Severe penalty warranted
In determining penalty, Magistrate Lieschke considered the incident’s profoundly adverse effect on Mr H’s mental and physical wellbeing and that fact that the risk to which he was unreasonably exposed could have resulted in worse burns and organ damage or death. He also noted the company’s only indication of contrition was its guilty plea.

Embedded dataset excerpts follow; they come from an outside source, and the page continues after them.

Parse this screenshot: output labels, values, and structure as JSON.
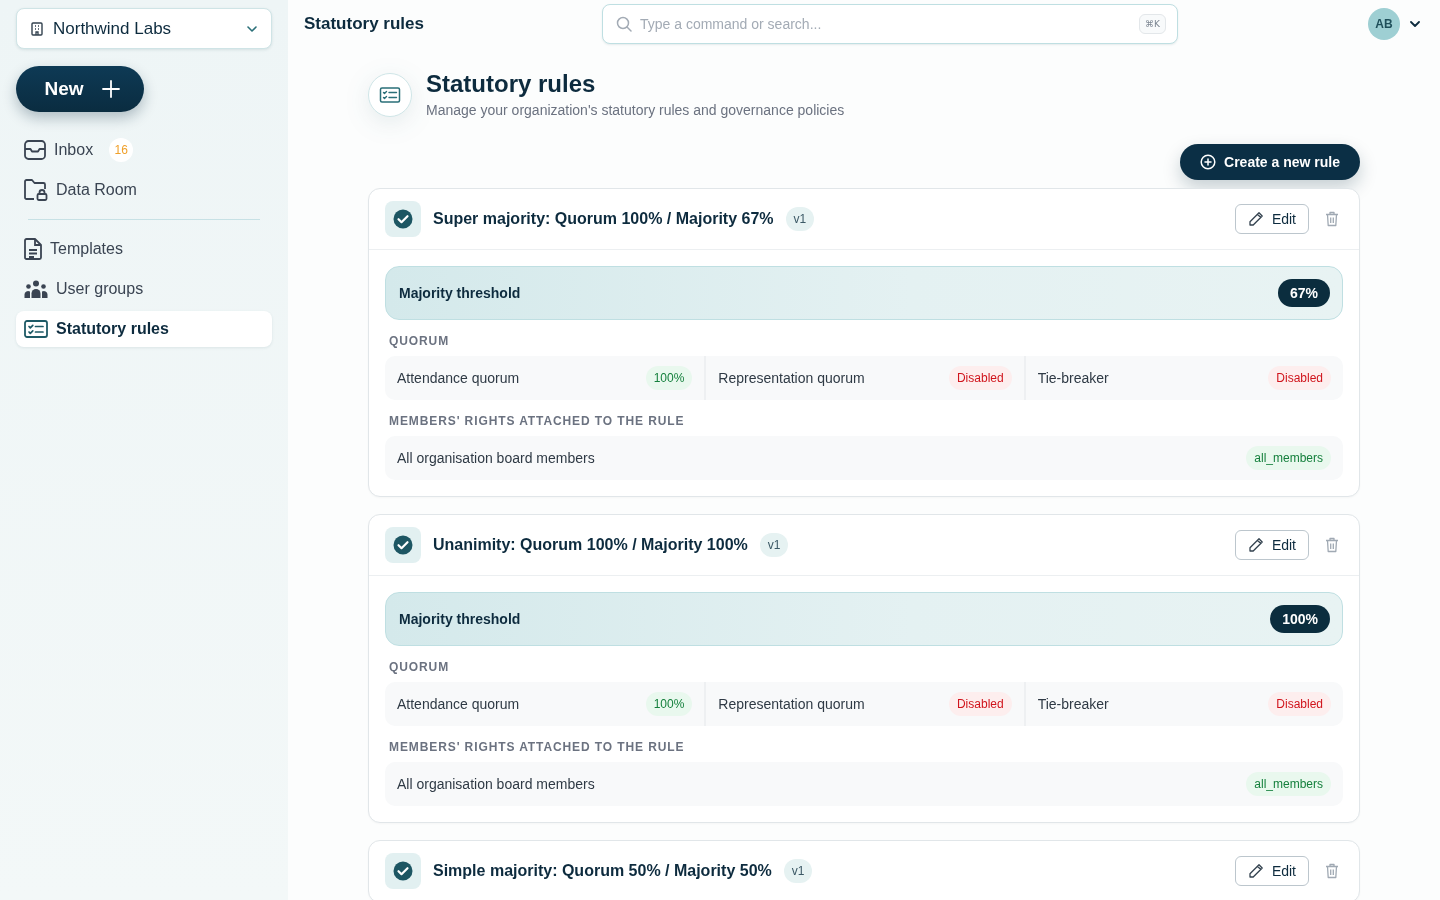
{
  "sidebar": {
    "organization": "Northwind Labs",
    "new_button": "New",
    "nav_groups": [
      {
        "items": [
          {
            "label": "Inbox",
            "badge": "16",
            "selected": false
          },
          {
            "label": "Data Room",
            "selected": false
          }
        ]
      },
      {
        "items": [
          {
            "label": "Templates",
            "selected": false
          },
          {
            "label": "User groups",
            "selected": false
          },
          {
            "label": "Statutory rules",
            "selected": true
          }
        ]
      }
    ]
  },
  "topbar": {
    "title": "Statutory rules",
    "search": {
      "placeholder": "Type a command or search...",
      "shortcut": "⌘K"
    },
    "avatar": "AB"
  },
  "page_header": {
    "title": "Statutory rules",
    "subtitle": "Manage your organization's statutory rules and governance policies"
  },
  "create_button": "Create a new rule",
  "rules": [
    {
      "title": "Super majority: Quorum 100% / Majority 67%",
      "version": "v1",
      "edit": "Edit",
      "threshold": {
        "label": "Majority threshold",
        "value": "67%"
      },
      "quorum_heading": "QUORUM",
      "quorum": [
        {
          "label": "Attendance quorum",
          "value": "100%",
          "enabled": true
        },
        {
          "label": "Representation quorum",
          "value": "Disabled",
          "enabled": false
        },
        {
          "label": "Tie-breaker",
          "value": "Disabled",
          "enabled": false
        }
      ],
      "members_heading": "MEMBERS' RIGHTS ATTACHED TO THE RULE",
      "members": {
        "label": "All organisation board members",
        "tag": "all_members"
      }
    },
    {
      "title": "Unanimity: Quorum 100% / Majority 100%",
      "version": "v1",
      "edit": "Edit",
      "threshold": {
        "label": "Majority threshold",
        "value": "100%"
      },
      "quorum_heading": "QUORUM",
      "quorum": [
        {
          "label": "Attendance quorum",
          "value": "100%",
          "enabled": true
        },
        {
          "label": "Representation quorum",
          "value": "Disabled",
          "enabled": false
        },
        {
          "label": "Tie-breaker",
          "value": "Disabled",
          "enabled": false
        }
      ],
      "members_heading": "MEMBERS' RIGHTS ATTACHED TO THE RULE",
      "members": {
        "label": "All organisation board members",
        "tag": "all_members"
      }
    },
    {
      "title": "Simple majority: Quorum 50% / Majority 50%",
      "version": "v1",
      "edit": "Edit"
    }
  ]
}
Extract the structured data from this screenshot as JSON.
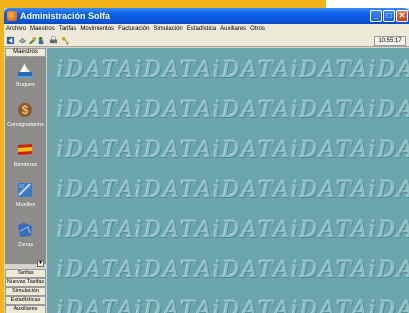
{
  "window": {
    "title": "Administración Solfa",
    "minimize": "_",
    "maximize": "□",
    "close": "✕"
  },
  "menu": [
    "Archivo",
    "Maestros",
    "Tarifas",
    "Movimientos",
    "Facturación",
    "Simulación",
    "Estadística",
    "Auxiliares",
    "Otros"
  ],
  "toolbar": {
    "icons": [
      "back-arrow-icon",
      "refresh-icon",
      "tools-icon",
      "users-icon",
      "printer-icon",
      "key-icon"
    ],
    "clock": "10:55:17"
  },
  "sidebar": {
    "header": "Maestros",
    "items": [
      {
        "label": "Buques",
        "icon": "ship-icon"
      },
      {
        "label": "Consignatarios",
        "icon": "dollar-icon"
      },
      {
        "label": "Banderas",
        "icon": "flag-icon"
      },
      {
        "label": "Muelles",
        "icon": "pier-icon"
      },
      {
        "label": "Zonas",
        "icon": "map-zone-icon"
      }
    ],
    "bottom_buttons": [
      "Tarifas",
      "Nuevas Tasifas",
      "Simulación",
      "Estadísticas",
      "Auxiliares"
    ]
  },
  "desktop": {
    "watermark": "iDATA"
  }
}
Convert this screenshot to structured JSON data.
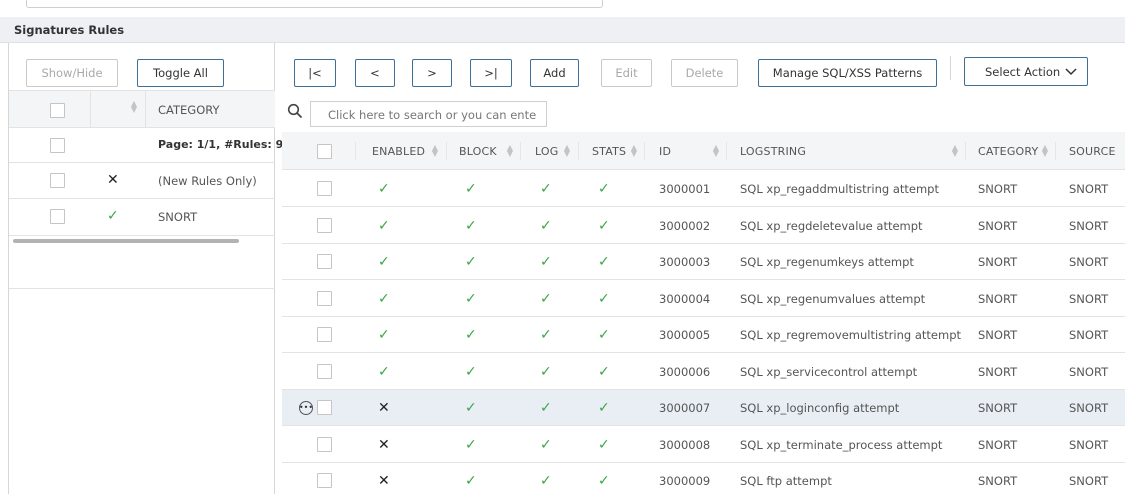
{
  "section": {
    "title": "Signatures Rules"
  },
  "left_panel": {
    "buttons": {
      "show_hide": "Show/Hide",
      "toggle_all": "Toggle All"
    },
    "header": {
      "category_label": "CATEGORY"
    },
    "page_info": "Page: 1/1, #Rules: 9",
    "rows": [
      {
        "mark": "x",
        "label": "(New Rules Only)"
      },
      {
        "mark": "check",
        "label": "SNORT"
      }
    ]
  },
  "toolbar": {
    "first": "|<",
    "prev": "<",
    "next": ">",
    "last": ">|",
    "add": "Add",
    "edit": "Edit",
    "delete": "Delete",
    "manage": "Manage SQL/XSS Patterns",
    "select_action": "Select Action"
  },
  "search": {
    "placeholder": "Click here to search or you can ente"
  },
  "grid": {
    "columns": [
      "ENABLED",
      "BLOCK",
      "LOG",
      "STATS",
      "ID",
      "LOGSTRING",
      "CATEGORY",
      "SOURCE"
    ],
    "rows": [
      {
        "enabled": "check",
        "block": "check",
        "log": "check",
        "stats": "check",
        "id": "3000001",
        "logstring": "SQL xp_regaddmultistring attempt",
        "category": "SNORT",
        "source": "SNORT"
      },
      {
        "enabled": "check",
        "block": "check",
        "log": "check",
        "stats": "check",
        "id": "3000002",
        "logstring": "SQL xp_regdeletevalue attempt",
        "category": "SNORT",
        "source": "SNORT"
      },
      {
        "enabled": "check",
        "block": "check",
        "log": "check",
        "stats": "check",
        "id": "3000003",
        "logstring": "SQL xp_regenumkeys attempt",
        "category": "SNORT",
        "source": "SNORT"
      },
      {
        "enabled": "check",
        "block": "check",
        "log": "check",
        "stats": "check",
        "id": "3000004",
        "logstring": "SQL xp_regenumvalues attempt",
        "category": "SNORT",
        "source": "SNORT"
      },
      {
        "enabled": "check",
        "block": "check",
        "log": "check",
        "stats": "check",
        "id": "3000005",
        "logstring": "SQL xp_regremovemultistring attempt",
        "category": "SNORT",
        "source": "SNORT"
      },
      {
        "enabled": "check",
        "block": "check",
        "log": "check",
        "stats": "check",
        "id": "3000006",
        "logstring": "SQL xp_servicecontrol attempt",
        "category": "SNORT",
        "source": "SNORT"
      },
      {
        "enabled": "cross",
        "block": "check",
        "log": "check",
        "stats": "check",
        "id": "3000007",
        "logstring": "SQL xp_loginconfig attempt",
        "category": "SNORT",
        "source": "SNORT",
        "selected": true
      },
      {
        "enabled": "cross",
        "block": "check",
        "log": "check",
        "stats": "check",
        "id": "3000008",
        "logstring": "SQL xp_terminate_process attempt",
        "category": "SNORT",
        "source": "SNORT"
      },
      {
        "enabled": "cross",
        "block": "check",
        "log": "check",
        "stats": "check",
        "id": "3000009",
        "logstring": "SQL ftp attempt",
        "category": "SNORT",
        "source": "SNORT"
      }
    ]
  },
  "colors": {
    "accent": "#3f6f95",
    "check": "#3aa646",
    "selected_row": "#e8eef4",
    "header_bg": "#eef0f3"
  }
}
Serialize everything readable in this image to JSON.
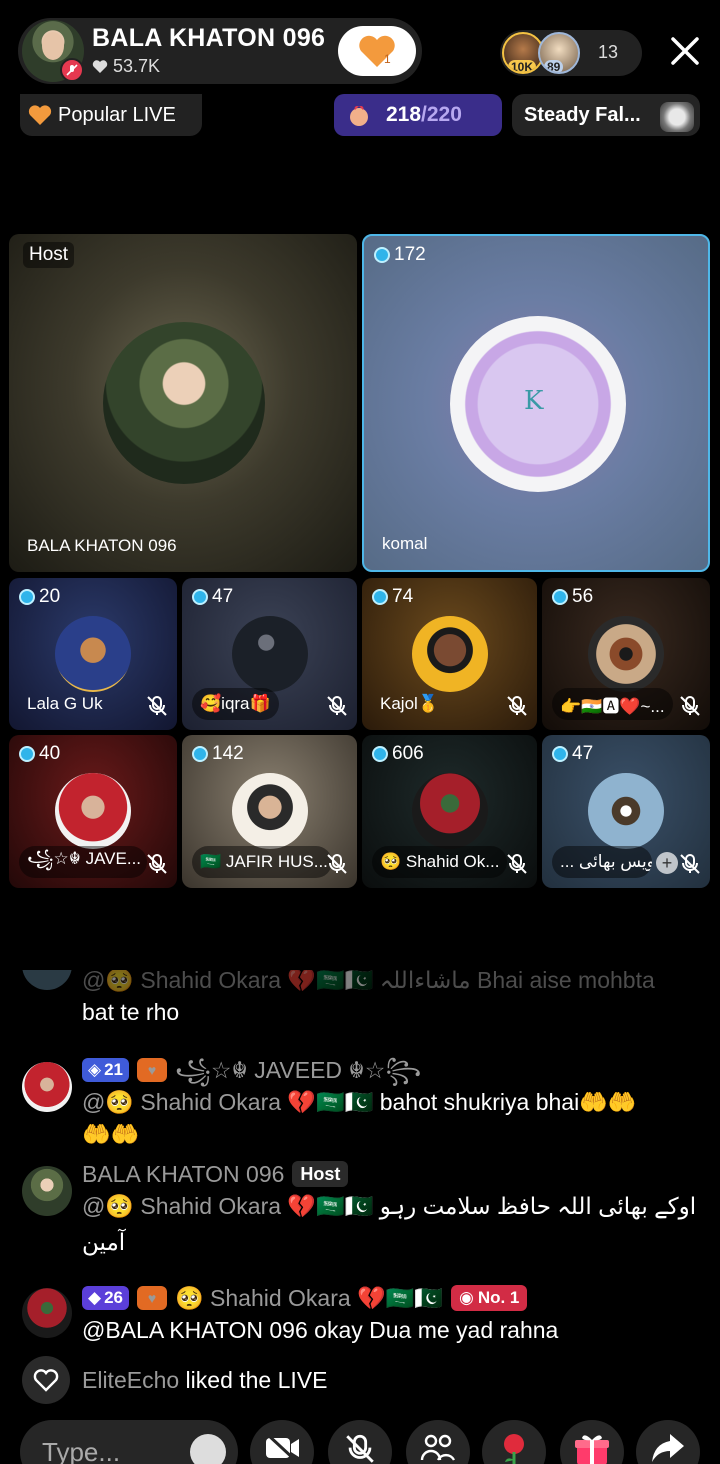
{
  "host": {
    "name": "BALA KHATON 096",
    "likes": "53.7K",
    "follow_count": "1"
  },
  "viewers": {
    "badge1": "10K",
    "badge2": "89",
    "count": "13"
  },
  "popular_live": "Popular LIVE",
  "goal": {
    "current": "218",
    "total": "/220"
  },
  "steady": "Steady Fal...",
  "tiles": [
    {
      "tag": "Host",
      "label": "BALA KHATON 096"
    },
    {
      "count": "172",
      "label": "komal"
    },
    {
      "count": "20",
      "label": "Lala G Uk"
    },
    {
      "count": "47",
      "label": "🥰iqra🎁"
    },
    {
      "count": "74",
      "label": "Kajol🥇"
    },
    {
      "count": "56",
      "label": "👉🇮🇳🅰❤️~..."
    },
    {
      "count": "40",
      "label": "꧁☆☬ JAVE..."
    },
    {
      "count": "142",
      "label": "🇸🇦 JAFIR HUS..."
    },
    {
      "count": "606",
      "label": "🥺 Shahid Ok..."
    },
    {
      "count": "47",
      "label": "... اویس بھائی"
    }
  ],
  "chat": [
    {
      "text_faded": "@🥺 Shahid Okara 💔🇸🇦🇵🇰 ماشاءاللہ Bhai aise mohbta",
      "text": "bat te rho"
    },
    {
      "level": "21",
      "name": "꧁☆☬ JAVEED ☬☆꧂",
      "mention": "@🥺 Shahid Okara 💔🇸🇦🇵🇰",
      "text": " bahot shukriya bhai🤲🤲",
      "text2": "🤲🤲"
    },
    {
      "name": "BALA KHATON 096",
      "tag": "Host",
      "mention": "@🥺 Shahid Okara 💔🇸🇦🇵🇰",
      "text": " اوکے بھائی اللہ حافظ سلامت رہو",
      "text2": "آمین"
    },
    {
      "level": "26",
      "name": "🥺 Shahid Okara 💔🇸🇦🇵🇰",
      "rank": "No. 1",
      "text": "@BALA KHATON 096 okay Dua me yad rahna"
    }
  ],
  "liked": {
    "user": "EliteEcho",
    "text": " liked the LIVE"
  },
  "input": {
    "placeholder": "Type..."
  },
  "colors": {
    "accent_goal": "#3a2d8a",
    "diamond": "#2fb4ea",
    "mute_red": "#e53950"
  }
}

In addition, Big Mars’ submissions in mitigation of penalty left Magistrate Lieschke with little confidence it would comply with its WHS obligations in the future.
Noting there had been an extremely serious breach of Big Mars’ obligations to Mr H, Magistrate Lieschke said a severe penalty was warranted. He commenced with a fine of $300,000, being 20 per cent of the maximum for an offence under s32 of the Act.
Following a 20 per cent reduction for Big Mars’s guilty plea, Magistrate Lieschke imposed a fine of $240,000 and recorded a conviction against the company.
According to SafeWork, this is the highest penalty recorded against a company since South Australia adopted nationally harmonised WHS laws in January 2013.
Thomas Foods International will appear in court in June.